Prueban esa debilidad política la multiplicidad de recursos que en los últimos siete días sacó de la galera, algunos de ellos contradictorios entre sí. Ganar tiempo, presionar políticamente sobre la figura de Lijo, enredar procedimientos, parecen haber sido su objetivo. De otro modo no encuentra explicación que casi al mismo tiempo que pidiera anticipar la declaración, solicitara la nulidad de la citación a la misma. También la televisación en directo del interrogatorio, aun cuando muchas veces algunos jueces prefieran las penumbras de los tribunales, o hayan hecho del anticipo de sus decisiones procesales a los medios una práctica habitual, a estas alturas considerada normal.
La debilidad política con la que Boudou llegará al despacho de Lijo es también perceptible en sus últimas apariciones junto a la Presidenta. Los gestos, en política, significan; y muchas veces más que las palabras. El Vicepresidente estuvo en los actos que el miércoles y el jueves encabezó Cristina Fernández cuando anunció la ampliación de la moratoria previsional y medidas de estímulo fiscal a los medios gráficos, respectivamente. Su ubicación en primera fila, a la izquierda de la Presidenta, bien puede interpretarse como un mensaje de respaldo político cerrado a su figura, como parte de una estrategia afinada en el principal despacho de la Rosada.

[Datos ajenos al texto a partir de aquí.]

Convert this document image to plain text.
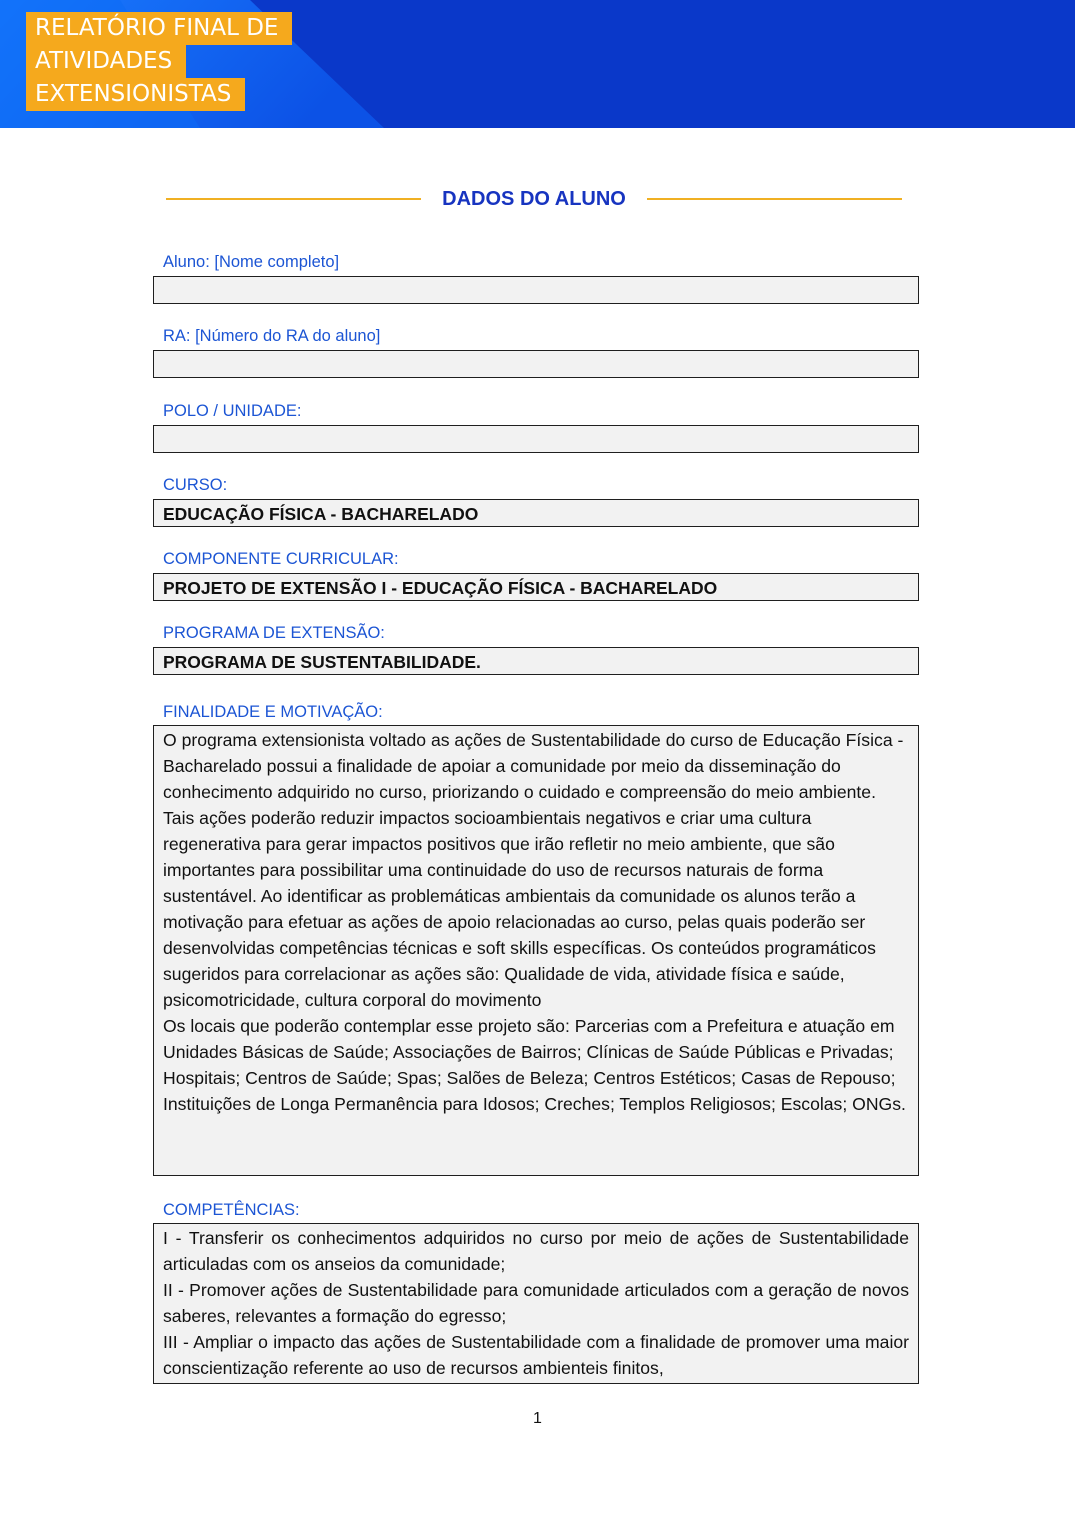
RELATÓRIO FINAL DE
ATIVIDADES
EXTENSIONISTAS
DADOS DO ALUNO
Aluno: [Nome completo]
RA: [Número do RA do aluno]
POLO / UNIDADE:
CURSO:
EDUCAÇÃO FÍSICA - BACHARELADO
COMPONENTE CURRICULAR:
PROJETO DE EXTENSÃO I - EDUCAÇÃO FÍSICA - BACHARELADO
PROGRAMA DE EXTENSÃO:
PROGRAMA DE SUSTENTABILIDADE.
FINALIDADE E MOTIVAÇÃO:
O programa extensionista voltado as ações de Sustentabilidade do curso de Educação Física - Bacharelado possui a finalidade de apoiar a comunidade por meio da disseminação do conhecimento adquirido no curso, priorizando o cuidado e compreensão do meio ambiente. Tais ações poderão reduzir impactos socioambientais negativos e criar uma cultura regenerativa para gerar impactos positivos que irão refletir no meio ambiente, que são importantes para possibilitar uma continuidade do uso de recursos naturais de forma sustentável. Ao identificar as problemáticas ambientais da comunidade os alunos terão a motivação para efetuar as ações de apoio relacionadas ao curso, pelas quais poderão ser desenvolvidas competências técnicas e soft skills específicas. Os conteúdos programáticos sugeridos para correlacionar as ações são: Qualidade de vida, atividade física e saúde, psicomotricidade, cultura corporal do movimento
Os locais que poderão contemplar esse projeto são: Parcerias com a Prefeitura e atuação em Unidades Básicas de Saúde; Associações de Bairros; Clínicas de Saúde Públicas e Privadas; Hospitais; Centros de Saúde; Spas; Salões de Beleza; Centros Estéticos; Casas de Repouso; Instituições de Longa Permanência para Idosos; Creches; Templos Religiosos; Escolas; ONGs.
COMPETÊNCIAS:

I - Transferir os conhecimentos adquiridos no curso por meio de ações de Sustentabilidade articuladas com os anseios da comunidade;

II - Promover ações de Sustentabilidade para comunidade articulados com a geração de novos saberes, relevantes a formação do egresso;

III - Ampliar o impacto das ações de Sustentabilidade com a finalidade de promover uma maior conscientização referente ao uso de recursos ambienteis finitos,

1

Ese mensaje, sin embargo, tuvo también sus bemoles, que pueden entenderse como un respaldo a medias. Ni el miércoles ni el jueves Cristina Fernández mencionó por su nombre la presencia de Amado Boudou, como por caso sí lo hizo, en la segunda ocasión, con los presentes gobernadores de Buenos Aires, Catamarca y Santiago del Estero.
El “Día B” ya llegó. Fuentes cercanas a los tribunales tienen distintos vaticinios acerca de cuál será la decisión (¿en medio o después del Mundial?) que tomará Lijo tras la seguidilla de indagatorias hasta el viernes próximo. No son pocos los que entienden que de los mismos fundamentos de la citación a las indagatorias se desprende que Boudou será declarado culpable.
Como dijo un diputado radical interiorizado del expediente, “si le quitás los tiempos potenciales (los “habría” de aquellos fundamentos), la situación de Boudou es por lo menos complicada”. Otros, en cambio, argumentan que Lijo podría haberlo citado con una resolución de “tres renglones”, pero que si lo hizo con una explicación extensa de “la maniobra” de la supuesta compra de Ciccone es porque se trata de una citación del segundo jerarca del Ejecutivo, no porque en sí mismo signifique un anticipo implícito de cuál será su resolución.
Cualquiera sea el desenlace final que empezará a tejerse este lunes, la situación política del Gobierno, incluso institucional, no será la misma. Pero para eso, tiempo al tiempo.